I got my first job when I was fourteen. I was a gymnastics instructor during the school year and a camp counselor in the summer at a place that was nice enough to employ a cigarette-smoking teen like me (which still surprises me to this day).So during those non-school months, I was still getting out of bed early in the morning to make it to work. Summer was no longer the kind of "school's out forever!" season it had been during my early kid years; it was now adult summer, when I was paid four dollars an hour to make sure children ate their snacks and didn't punch each other while waiting in line for water slides.
I was thinking about the pre-adulthood world of summer vacation a lot last week as I lazed around on a pontoon boat on a private lake with nothing to do and no one to answer to. I'd been kindly invited to spend four days at family compound with a bunch of funeral directors (which is a whole different story for another time), and though I was promised Internet, it was shaky at best. This meant I couldn't work much — even if I wanted to. But it also meant that I had four days that lacked any kind of structure whatsoever. It was terrifying.
I couldn't remember the last time in my grown life that I had absolutely nothing to do — I'm talking about nothing to do, not the kind of busy I give myself on days off. Even on "days off" from regular life, I find myself doing laundry, cleaning the house, even scheduling in activities like swimming and going to concerts. Not to say these things aren't fun and relaxing but — especially for someone with a job like mine where I'm constantly on the lookout for things I should be writing about — life is never like what it was when I was a kid. This mini-vacation to Summit County was the closest I've been to real summer vacation since I can remember.

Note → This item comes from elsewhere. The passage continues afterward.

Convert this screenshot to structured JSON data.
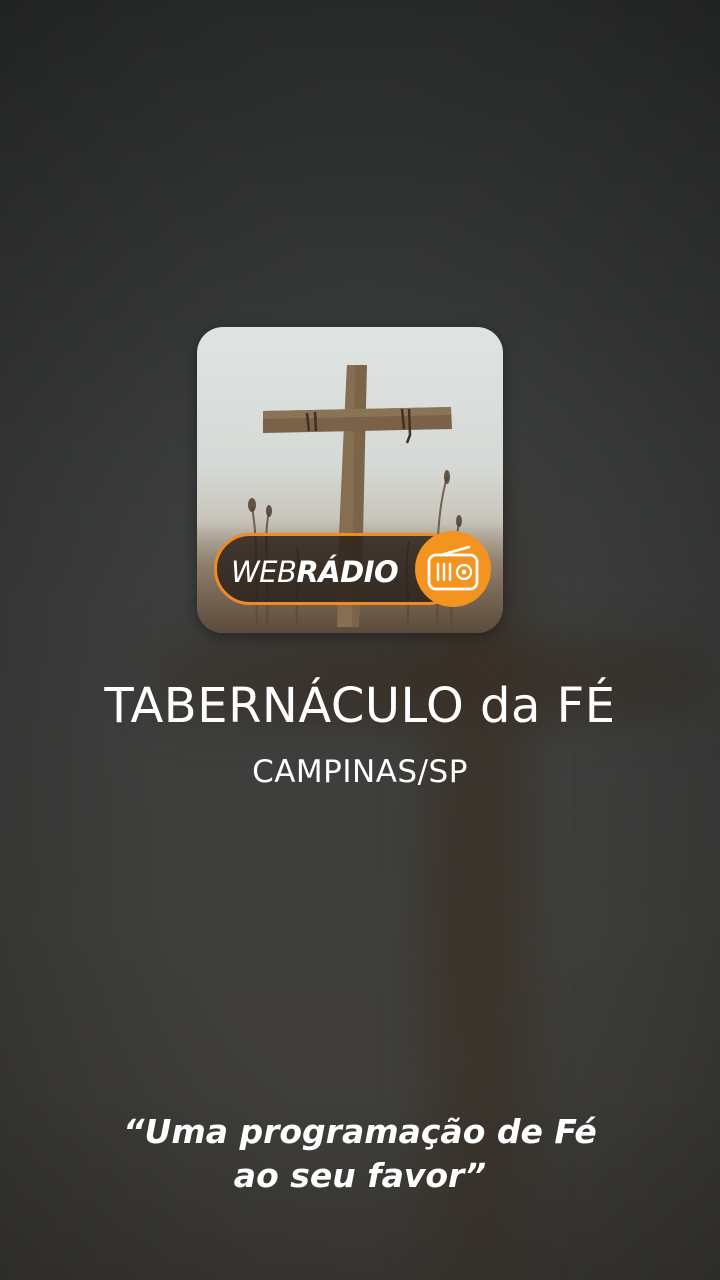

Of course, I had my phone on me to document everything I was doing, because there was no way I was going to ride an ATV for the first time and not take pictures of it. But even if I didn't have my phone, I still would have had a relatively good idea of the time — because on this fabulous mountain property, there was a live-in caretaker who made every meal we ate. Each day, she would ring a bell thirty minutes before every breakfast, lunch and dinner to give us time to come off the lake; then she'd ring it again at the scheduled meal time. So I knew when it was 7:30 a.m., then 8 a.m. and so on; I didn't even need to look at a clock. Every moment of my regular life is ruled by the clock: Whether it's my morning alarm, my writing deadlines, when the doors open for a concert I'm reviewing or the time I'm supposed to be at the gym for a fitness class, time rules everything around me.
It's sort of overwhelming when I think about how much of my life is measured. But we're all used to measuring our lives this way; that's why there's rush-hour traffic we are willing to battle every day at the same time, even though we know that if we left work an hour later, the traffic might be gone and we could drive home less stressed. But because we are all on life's never-ending schedule, the way we view and use our time is seemingly out of our hands.
I've heard the comment many times over that if you need a vacation from your life, you actually need to change your life — because it shouldn't be something you need to get away from. I don't really agree with this theory (mostly because it seems like a privileged viewpoint that not all people can subscribe to), but I do think taking a day to do nothing at all every once in a while is very much worth it. So often during this little trip of doing nothing I felt like I was doing something wrong because I wasn't busy; I felt anxious without a schedule. I was confused as to how I was supposed to spend my time. There were some activities available, like the aforementioned boat lazing and four-wheeler jockeying, but not much else beyond that and some hiking or, gasp, reading a book. But when you're used to planning your days down to fifteen-minute increments from 8 a.m. to midnight, having no itinerary save for waiting for a bell to tell you when to eat can feel maddening.
Breaking out of my workload-oriented life proved to be the most difficult part of an actual vacation. Thinking differently about how time really doesn't mean anything more than what we make it mean was both exciting and confusing. Who knew that not having anything to do would be so stressful? I want to do less more often and if you're anything like me — and probably reading this on your phone or tablet or computer while doing four other tasks simultaneously — you could probably use the break, too. It's more than going outside and enjoying the weather; it's about harnessing the will to do absolutely nothing for once, just like when you were a kid. When you can get over the hump of feeling worthless for letting your e-mail pile up, you'll remember why it's fun to run through the sprinklers without having to pencil it into your calendar.